This is the mail archive of the
libc-alpha@sourceware.org
mailing list for the glibc project.
Re: memcmp-sse4.S EqualHappy bug
- From: Torvald Riegel <triegel at redhat dot com>
- To: Simo Sorce <ssorce at redhat dot com>
- Cc: Andrea Arcangeli <aarcange at redhat dot com>, "Carlos O'Donell" <carlos at redhat dot com>, "Dr. David Alan Gilbert" <dgilbert at redhat dot com>, Szabolcs Nagy <nsz at port70 dot net>, libc-alpha at sourceware dot org, "H.J. Lu" <hongjiu dot lu at intel dot com>
- Date: Fri, 19 Jun 2015 19:36:22 +0200
- Subject: Re: memcmp-sse4.S EqualHappy bug
- Authentication-results: sourceware.org; auth=none
- References: <1434621040 dot 5250 dot 212 dot camel at localhost dot localdomain> <20150618124900 dot GD14955 at redhat dot com> <1434637415 dot 5250 dot 271 dot camel at localhost dot localdomain> <20150618145202 dot GG14955 at redhat dot com> <1434642635 dot 5250 dot 292 dot camel at localhost dot localdomain> <20150618161943 dot GN14955 at redhat dot com> <20150618172231 dot GS14955 at redhat dot com> <1434649785 dot 30819 dot 37 dot camel at localhost dot localdomain> <20150618181219 dot GL2248 at work-vm> <55841B6B dot 10104 at redhat dot com> <20150619140710 dot GA14955 at redhat dot com> <1434724946 dot 2716 dot 88 dot camel at willson dot usersys dot redhat dot com> <1434727945 dot 3061 dot 51 dot camel at localhost dot localdomain> <1434733721 dot 2716 dot 96 dot camel at willson dot usersys dot redhat dot com>
On Fri, 2015-06-19 at 13:08 -0400, Simo Sorce wrote:
> It is true you identify 2 different issues, but I am not interested in
> either, I merely care about failing safe.
>
> On Fri, 2015-06-19 at 17:32 +0200, Torvald Riegel wrote:
> > I see two separate issues here.
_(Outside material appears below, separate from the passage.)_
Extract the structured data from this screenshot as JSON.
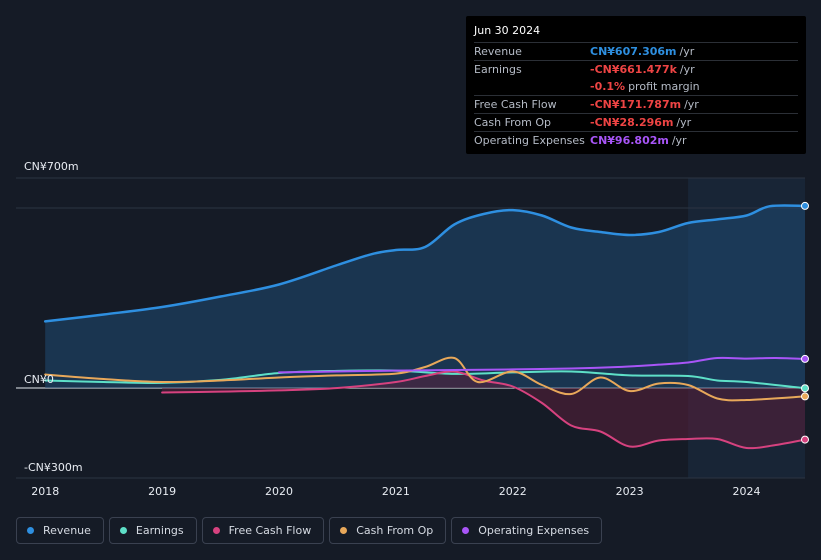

First, where do we draw the line, and
> > what do we guarantee. I strongly believe that programs must not have
> > data races, and that they should use atomics or other synchronization
> > properly (this doesn't mean locks, but relaxed memory order atomics,
> > for example).
>
> Programs should not have data races, true, but sometimes they do,
> failing safe makes 'bad' programs not be worse.
>
> > Second, do we try to keep buggy programs working. If it has no cost
> > to do so (e.g., like it might be true in this case), then doing that
> > can help to trigger less errors. But that doesn't mean the buggy
> > programs should get fixed eventually.
>
> Sure, but sometimes it is hard to define something as a bug.
>
> In the specific case Andrea reported (which I pondered on), the race was
> clearly there, but also clearly the underlying memory was never
> identical at any given point, yet memcmp reported 0 which means: the
> whole memory area was checked and matched. This was clearly not the
> case, memcmp didn't even check the whole memory area, and returned 0.
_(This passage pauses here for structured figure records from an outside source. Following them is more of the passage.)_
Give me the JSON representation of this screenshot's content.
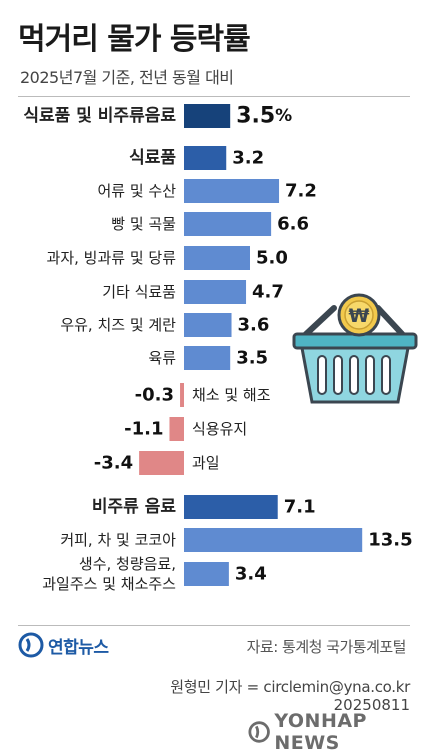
{
  "title": "먹거리 물가 등락률",
  "subtitle": "2025년7월 기준, 전년 동월 대비",
  "chart_data": {
    "type": "bar",
    "orientation": "horizontal",
    "unit": "%",
    "zero_position": "center-left",
    "colors": {
      "header": "#16427a",
      "subheader": "#2c5ea8",
      "positive": "#5f8bd1",
      "negative": "#e08787"
    },
    "items": [
      {
        "label": "식료품 및 비주류음료",
        "value": 3.5,
        "display": "3.5",
        "suffix": "%",
        "level": "header"
      },
      {
        "label": "식료품",
        "value": 3.2,
        "display": "3.2",
        "level": "subheader"
      },
      {
        "label": "어류 및 수산",
        "value": 7.2,
        "display": "7.2",
        "level": "item"
      },
      {
        "label": "빵 및 곡물",
        "value": 6.6,
        "display": "6.6",
        "level": "item"
      },
      {
        "label": "과자, 빙과류 및 당류",
        "value": 5.0,
        "display": "5.0",
        "level": "item"
      },
      {
        "label": "기타 식료품",
        "value": 4.7,
        "display": "4.7",
        "level": "item"
      },
      {
        "label": "우유, 치즈 및 계란",
        "value": 3.6,
        "display": "3.6",
        "level": "item"
      },
      {
        "label": "육류",
        "value": 3.5,
        "display": "3.5",
        "level": "item"
      },
      {
        "label": "채소 및 해조",
        "value": -0.3,
        "display": "-0.3",
        "level": "item"
      },
      {
        "label": "식용유지",
        "value": -1.1,
        "display": "-1.1",
        "level": "item"
      },
      {
        "label": "과일",
        "value": -3.4,
        "display": "-3.4",
        "level": "item"
      },
      {
        "label": "비주류 음료",
        "value": 7.1,
        "display": "7.1",
        "level": "subheader"
      },
      {
        "label": "커피, 차 및 코코아",
        "value": 13.5,
        "display": "13.5",
        "level": "item"
      },
      {
        "label": [
          "생수, 청량음료,",
          "과일주스 및 채소주스"
        ],
        "value": 3.4,
        "display": "3.4",
        "level": "item"
      }
    ]
  },
  "footer": {
    "source": "자료: 통계청 국가통계포털",
    "logo": "연합뉴스",
    "byline": "원형민 기자 = circlemin@yna.co.kr",
    "date": "20250811",
    "watermark": "YONHAP NEWS"
  },
  "icons": {
    "basket": "shopping-basket-icon",
    "coin": "won-coin-icon"
  }
}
This is allowed if something is undefined behavior. A return value of 0
only has the specified meaning if there's no undefined behavior
elsewhere.
> Now, if the 2 memory areas ever where (even for a nanosecond) identical,
> then returning zero would have been perfectly acceptable.
How do you know that when there are data races? Making this assumption
requires making assumptions about how the modification happened. For
example, if the modifications used sequential code too, this could
potentially write temporary values.
Second, you say "even for a nanosecond", and that seems to say to you're
thinking about some kind of total order of events. This isn't
necessarily the case though; even if you'd use relaxed memory-order
atomic stores and loads to access the array, what a the memcpy using the
atomics would see would not necessarily be ordered as if the stores
would happen one at a time, or in some way that can be totally ordered.
> During a race
> you can't know what the result is.
The standard "specifies" undefined behavior, which allows for much more
than not knowing what the result is. It could we conforming to burn
your computer, for example ;)
> But a function that supposedly checks
> a data area for equality and instead stops short and return "equal" seem
> just wrong, and it is certainly unexpected.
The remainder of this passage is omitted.